Malam hari adalah saat dimana posisi sang mentari
dilangit digantikan oleh sang rembulan. Malam hari identik dengan kesunyian dan
ketenangan, karena malam hari pada dasarnya di setting untuk mengistirahatkan
makhluk-makhluk bernyawa yang ada dimuka bumi agar terlelap dalam tidurnya.
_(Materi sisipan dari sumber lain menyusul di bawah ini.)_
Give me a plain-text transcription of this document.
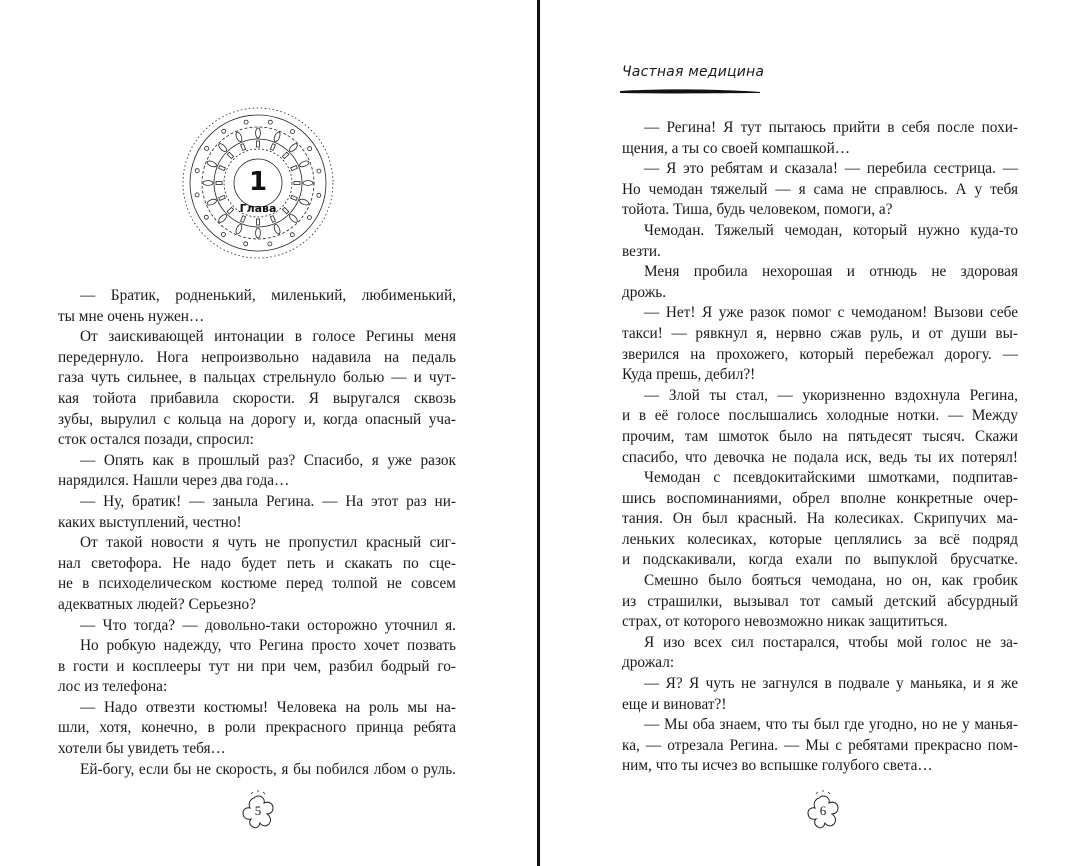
1
Глава
— Братик, родненький, миленький, любименький,
ты мне очень нужен…
От заискивающей интонации в голосе Регины меня
передернуло. Нога непроизвольно надавила на педаль
газа чуть сильнее, в пальцах стрельнуло болью — и чут-
кая тойота прибавила скорости. Я выругался сквозь
зубы, вырулил с кольца на дорогу и, когда опасный уча-
сток остался позади, спросил:
— Опять как в прошлый раз? Спасибо, я уже разок
нарядился. Нашли через два года…
— Ну, братик! — заныла Регина. — На этот раз ни-
каких выступлений, честно!
От такой новости я чуть не пропустил красный сиг-
нал светофора. Не надо будет петь и скакать по сце-
не в психоделическом костюме перед толпой не совсем
адекватных людей? Серьезно?
— Что тогда? — довольно-таки осторожно уточнил я.
Но робкую надежду, что Регина просто хочет позвать
в гости и косплееры тут ни при чем, разбил бодрый го-
лос из телефона:
— Надо отвезти костюмы! Человека на роль мы на-
шли, хотя, конечно, в роли прекрасного принца ребята
хотели бы увидеть тебя…
Ей-богу, если бы не скорость, я бы побился лбом о руль.
5
Частная медицина
— Регина! Я тут пытаюсь прийти в себя после похи-
щения, а ты со своей компашкой…
— Я это ребятам и сказала! — перебила сестрица. —
Но чемодан тяжелый — я сама не справлюсь. А у тебя
тойота. Тиша, будь человеком, помоги, а?
Чемодан. Тяжелый чемодан, который нужно куда-то
везти.
Меня пробила нехорошая и отнюдь не здоровая
дрожь.
— Нет! Я уже разок помог с чемоданом! Вызови себе
такси! — рявкнул я, нервно сжав руль, и от души вы-
зверился на прохожего, который перебежал дорогу. —
Куда прешь, дебил?!
— Злой ты стал, — укоризненно вздохнула Регина,
и в её голосе послышались холодные нотки. — Между
прочим, там шмоток было на пятьдесят тысяч. Скажи
спасибо, что девочка не подала иск, ведь ты их потерял!
Чемодан с псевдокитайскими шмотками, подпитав-
шись воспоминаниями, обрел вполне конкретные очер-
тания. Он был красный. На колесиках. Скрипучих ма-
леньких колесиках, которые цеплялись за всё подряд
и подскакивали, когда ехали по выпуклой брусчатке.
Смешно было бояться чемодана, но он, как гробик
из страшилки, вызывал тот самый детский абсурдный
страх, от которого невозможно никак защититься.
Я изо всех сил постарался, чтобы мой голос не за-
дрожал:
— Я? Я чуть не загнулся в подвале у маньяка, и я же
еще и виноват?!
— Мы оба знаем, что ты был где угодно, но не у манья-
ка, — отрезала Регина. — Мы с ребятами прекрасно пом-
ним, что ты исчез во вспышке голубого света…
6
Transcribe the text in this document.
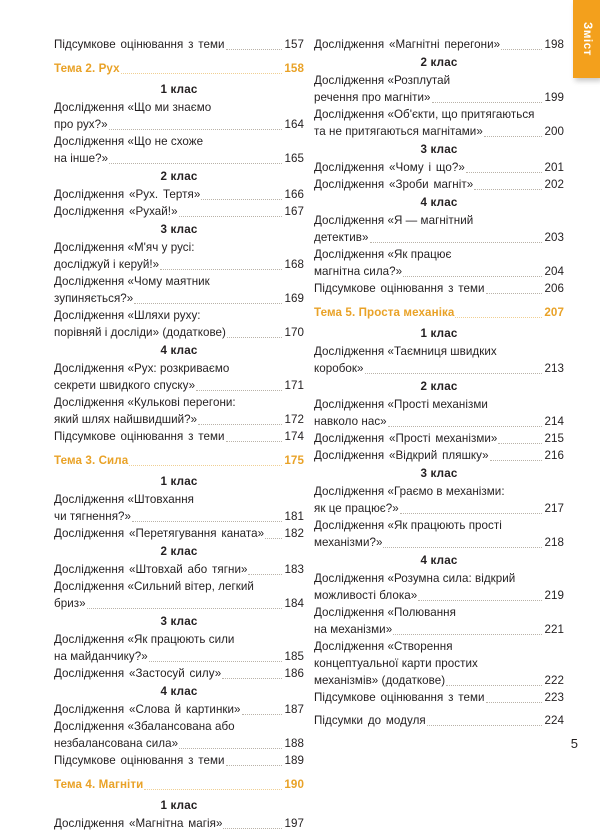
Зміст
Підсумкове оцінювання з теми	157
Тема 2. Рух	158
1 клас
Дослідження «Що ми знаємо
про рух?»	164
Дослідження «Що не схоже
на інше?»	165
2 клас
Дослідження «Рух. Тертя»	166
Дослідження «Рухай!»	167
3 клас
Дослідження «М'яч у русі:
досліджуй і керуй!»	168
Дослідження «Чому маятник
зупиняється?»	169
Дослідження «Шляхи руху:
порівняй і досліди» (додаткове)	170
4 клас
Дослідження «Рух: розкриваємо
секрети швидкого спуску»	171
Дослідження «Кулькові перегони:
який шлях найшвидший?»	172
Підсумкове оцінювання з теми	174
Тема 3. Сила	175
1 клас
Дослідження «Штовхання
чи тягнення?»	181
Дослідження «Перетягування каната» 182
2 клас
Дослідження «Штовхай або тягни»	183
Дослідження «Сильний вітер, легкий
бриз»	184
3 клас
Дослідження «Як працюють сили
на майданчику?»	185
Дослідження «Застосуй силу»	186
4 клас
Дослідження «Слова й картинки»	187
Дослідження «Збалансована або
незбалансована сила»	188
Підсумкове оцінювання з теми	189
Тема 4. Магніти	190
1 клас
Дослідження «Магнітна магія»	197
Дослідження «Магнітні перегони»	198
2 клас
Дослідження «Розплутай
речення про магніти»	199
Дослідження «Об'єкти, що притягаються
та не притягаються магнітами»	200
3 клас
Дослідження «Чому і що?»	201
Дослідження «Зроби магніт»	202
4 клас
Дослідження «Я — магнітний
детектив»	203
Дослідження «Як працює
магнітна сила?»	204
Підсумкове оцінювання з теми	206
Тема 5. Проста механіка	207
1 клас
Дослідження «Таємниця швидких
коробок»	213
2 клас
Дослідження «Прості механізми
навколо нас»	214
Дослідження «Прості механізми»	215
Дослідження «Відкрий пляшку»	216
3 клас
Дослідження «Граємо в механізми:
як це працює?»	217
Дослідження «Як працюють прості
механізми?»	218
4 клас
Дослідження «Розумна сила: відкрий
можливості блока»	219
Дослідження «Полювання
на механізми»	221
Дослідження «Створення
концептуальної карти простих
механізмів» (додаткове)	222
Підсумкове оцінювання з теми	223
Підсумки до модуля	224
5
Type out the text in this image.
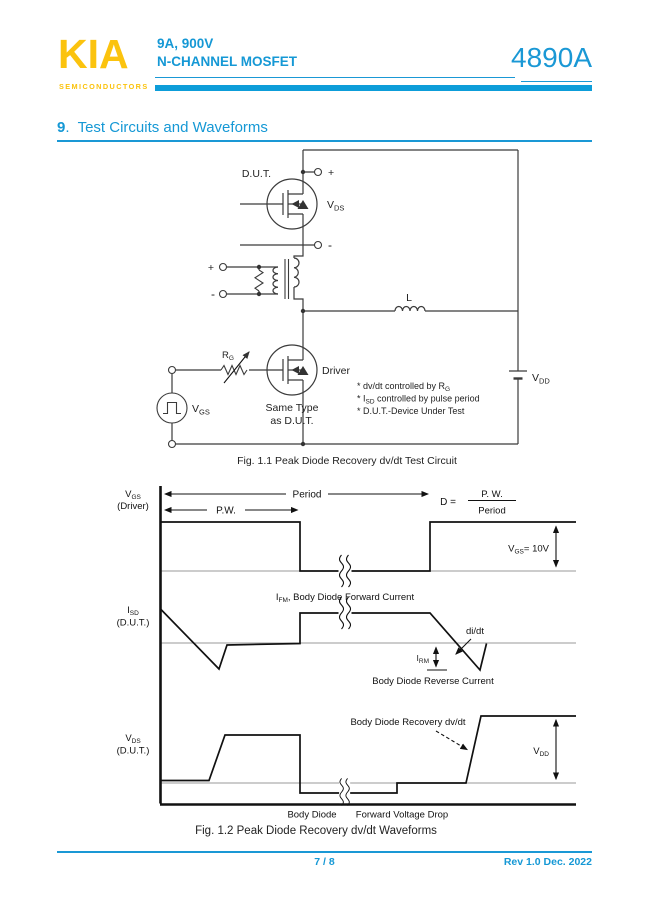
KIA
SEMICONDUCTORS
9A, 900V
N-CHANNEL MOSFET	4890A
9.  Test Circuits and Waveforms
D.U.T.	+
$V_{DS}$
-
+
-	L
$V_{DD}$
$R_G$
Driver
Same Type
as D.U.T.
$V_{GS}$
* dv/dt controlled by $R_G$
* $I_{SD}$ controlled by pulse period
* D.U.T.-Device Under Test
Fig. 1.1 Peak Diode Recovery dv/dt Test Circuit
$V_{GS}$
(Driver)
$I_{SD}$
(D.U.T.)
$V_{DS}$
(D.U.T.)
P.W.
Period
D =
P. W.
Period
$V_{GS}= 10V$
$I_{FM}$, Body Diode Forward Current
di/dt
$I_{RM}$
Body Diode Reverse Current
Body Diode Recovery dv/dt
$V_{DD}$
Body Diode Forward Voltage Drop
Fig. 1.2 Peak Diode Recovery dv/dt Waveforms
7 / 8	Rev 1.0 Dec. 2022
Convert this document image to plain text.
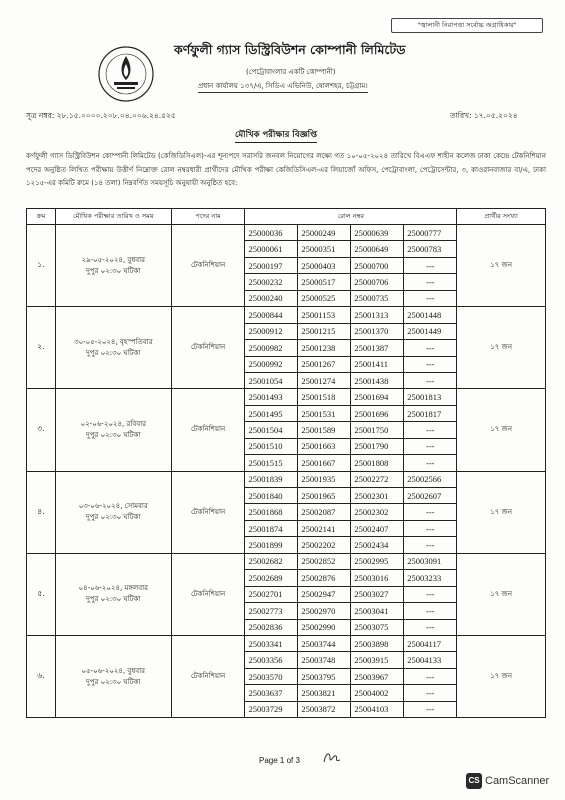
"জ্বালানী নিরাপত্তা সর্বোচ্চ অগ্রাধিকার"
কর্ণফুলী গ্যাস ডিস্ট্রিবিউশন কোম্পানী লিমিটেড
(পেট্রোবাংলার একটি কোম্পানী)
প্রধান কার্যালয় ১৩৭/এ, সিডিএ এভিনিউ, ষোলশহর, চট্টগ্রাম।
সূত্র নম্বর: ২৮.১৫.০০০০.২০৮.০৪.০০৬.২৪.৫২৫	তারিখ: ১৭.০৫.২০২৪
মৌখিক পরীক্ষার বিজ্ঞপ্তি
কর্ণফুলী গ্যাস ডিস্ট্রিবিউশন কোম্পানী লিমিটেড (কেজিডিসিএল)-এর শূন্যপদে সরাসরি জনবল নিয়োগের লক্ষ্যে গত ১০-০৫-২০২৪ তারিখে বিএএফ শাহীন কলেজ ঢাকা কেন্দ্রে টেকনিশিয়ান পদের অনুষ্ঠিত লিখিত পরীক্ষায় উত্তীর্ণ নিম্নোক্ত রোল নম্বরধারী প্রার্থীদের মৌখিক পরীক্ষা কেজিডিসিএল-এর লিয়াজোঁ অফিস, পেট্রোবাংলা, পেট্রোসেন্টার, ৩, কাওরানবাজার বা/এ, ঢাকা ১২১৫-এর কমিটি রুমে (১৪ তলা) নিম্নবর্ণিত সময়সূচি অনুযায়ী অনুষ্ঠিত হবে:
ক্রম	মৌখিক পরীক্ষার তারিখ ও সময়	পদের নাম	রোল নম্বর				প্রার্থীর সংখ্যা
১.	২৯-০৫-২০২৪, বুধবার
দুপুর ০২:৩০ ঘটিকা	টেকনিশিয়ান	25000036	25000249	25000639	25000777	১৭ জন
			25000061	25000351	25000649	25000783	
			25000197	25000403	25000700	---	
			25000232	25000517	25000706	---	
			25000240	25000525	25000735	---	
২.	৩০-০৫-২০২৪, বৃহস্পতিবার
দুপুর ০২:৩০ ঘটিকা	টেকনিশিয়ান	25000844	25001153	25001313	25001448	১৭ জন
			25000912	25001215	25001370	25001449	
			25000982	25001238	25001387	---	
			25000992	25001267	25001411	---	
			25001054	25001274	25001438	---	
৩.	০২-০৬-২০২৪, রবিবার
দুপুর ০২:৩০ ঘটিকা	টেকনিশিয়ান	25001493	25001518	25001694	25001813	১৭ জন
			25001495	25001531	25001696	25001817	
			25001504	25001589	25001750	---	
			25001510	25001663	25001790	---	
			25001515	25001667	25001808	---	
৪.	০৩-০৬-২০২৪, সোমবার
দুপুর ০২:৩০ ঘটিকা	টেকনিশিয়ান	25001839	25001935	25002272	25002566	১৭ জন
			25001840	25001965	25002301	25002607	
			25001868	25002087	25002302	---	
			25001874	25002141	25002407	---	
			25001899	25002202	25002434	---	
৫.	০৪-০৬-২০২৪, মঙ্গলবার
দুপুর ০২:৩০ ঘটিকা	টেকনিশিয়ান	25002682	25002852	25002995	25003091	১৭ জন
			25002689	25002876	25003016	25003233	
			25002701	25002947	25003027	---	
			25002773	25002970	25003041	---	
			25002836	25002990	25003075	---	
৬.	০৫-০৬-২০২৪, বুধবার
দুপুর ০২:৩০ ঘটিকা	টেকনিশিয়ান	25003341	25003744	25003898	25004117	১৭ জন
			25003356	25003748	25003915	25004133	
			25003570	25003795	25003967	---	
			25003637	25003821	25004002	---	
			25003729	25003872	25004103	---	
Page 1 of 3
CS CamScanner
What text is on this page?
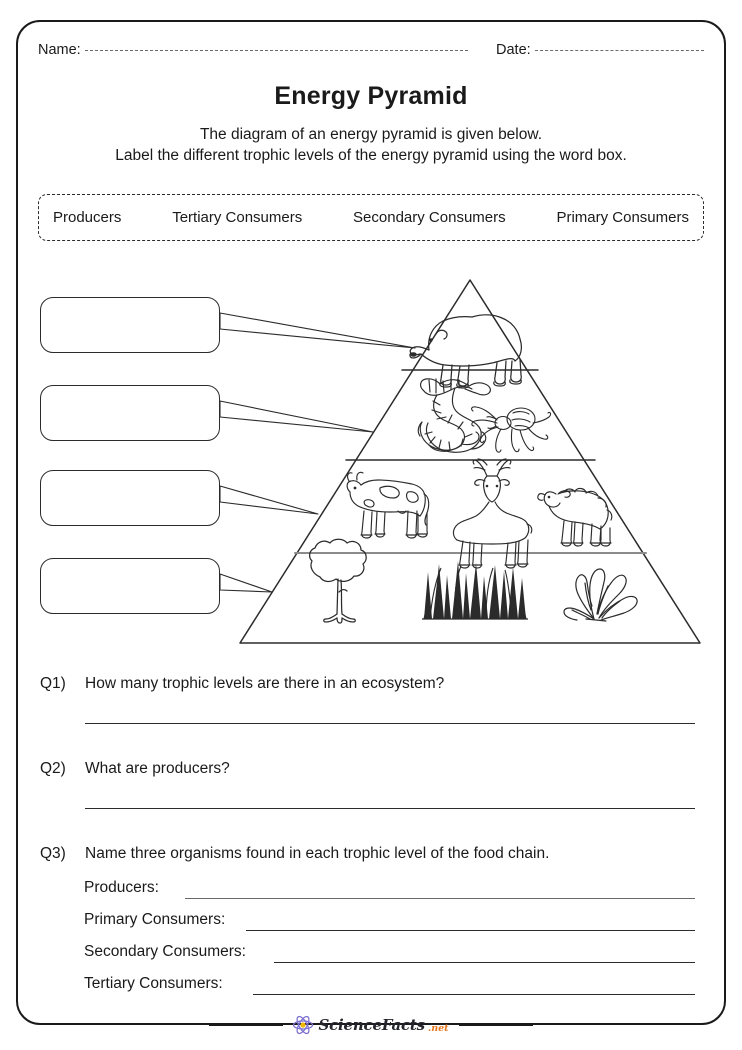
Name:	Date:
Energy Pyramid
The diagram of an energy pyramid is given below.
Label the different trophic levels of the energy pyramid using the word box.
Producers	Tertiary Consumers	Secondary Consumers	Primary Consumers
Q1) How many trophic levels are there in an ecosystem?
Q2) What are producers?
Q3) Name three organisms found in each trophic level of the food chain.
Producers:
Primary Consumers:
Secondary Consumers:
Tertiary Consumers:
ScienceFacts .net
“Elaine, ayo bangun. Kita udah sampai di rumah kita yang baru sayang...” tegur seorang perempuan berusia 35 tahunan berusaha membangunkan anak perempuannya yang terlelap di sofa belakang mobil
Bukannya
terbangun, gadis remaja itu masih berada dalam posisi rebahan dengan mata yang
masih tertutup. Melihat wajah anaknya yang penuh dengan rasa lelah setelah
menempuh perjalanan yang sangat jauh, ibu dari anak itu mengurungkan niatnya
untuk membangunkan putrinya. Dia membiarkan anaknya tetap terlelap dalam dunia
mimpi.
Anaknya yang
berumur 15 tahun itu memang sudah sangat besar dan bisa dikatakan cukup berat
jika digendong. Akan tetapi mamanya masih sanggup menggendong anaknya yang sudah
tertidur itu masuk kedalam rumah, tanpa mengeluh sedikitpun.
***
2
hari kemudian,
Pagi hari disalah
satu rumah yang terletak di pedesaan, seorang gadis remaja berseragam putih
biru terlihat dalam keadaan sangat malas sarapan dirumahnya yang baru. Dia
lebih banyak melamun daripada memakan makanan yang tersedia dihadapannya.
“Ayo dong
Elaine, sarapannya di habisin. Jangan didiemin gitu, makan yang banyak biar
bisa semangat di sekolah kamu yang baru...” tegur mamanya Elaine yang melihat
putrinya dalam keadaan tanpa semangat
“Gimana bisa
semangat ma? Tinggal di desa kayak gini. Elaine bakalan nggak bisa kemana-mana,
nggak ada mall apalagi bioskop. Kebanyakan hutannya...” keluh Elaine yang masih
mengaduk-ngaduk makanan yang ada di hadapannya
Hari ini
merupakan hari pertama Elaine di sekolahnya yang baru sebagai murid pindahan
dari kota. Meskipun sekolah yang dia tempati berada di pedesaan, namun sekolah
itu tidaklah seperti yang dipikirkan oleh Elaine selama ini. Sekolah itu cukup
besar, rapi dan bersih, juga dihiasi oleh banyak pepohonan disekitarnya yang
rindang.
Ekspektasi
pertama Elaine memang berbading terbalik dari tebakannya sebelumnya. Tapi
ekspektasinya yang kedua benar-benar sama dengan apa yang dia pikirkan. Sekolah
yang akan dia tempati pelajarnya tidak terlalu banyak, satu kelas hanya
ditempati oleh 15 siswa termasuk Elaine sendiri.
Mengenai cara
berpakaian, hanya Elaine yang terlihat paling mencolok disekolah barunya. Dari
seragam yang dia kenakan sampai perlengkapan sekolah seperti sepatu dan juga
tas yang harganya cukup fantastis jika diuangkan. Dia sering risih dengan
tatapan iri dari temannya, padahal disekolahnya yang dulu berpakaian agak mewah
sudah merupakan hal yang sangat biasa, bahkan harus.
***
Kegiatan belajar
di sekolah SMP Srikandi tidak jauh beda dengan sekolahnya yang dulu. Kegiatan
belajar mengajar dimulai sejak jam 7 pagi, dengan berbagai macam materi yang
disampaikan oleh guru di depan kelas.
30 menit telah
berlalu sejak bel jam sekolah berbunyi. Disaat kondisi kelas dalam keadaan
fokus dalam kegiatan belajar mengajar, seseorang perempuan berambut panjang
terurai masuk begitu saja kedalam kelas tanpa mengucapkan salam maupun permisi
kepada seisi kelas.
“Loh? Anak ini
kok nggak dihukum? Perasaan dia telat deh? nyelonong masuk tanpa permisi lagi”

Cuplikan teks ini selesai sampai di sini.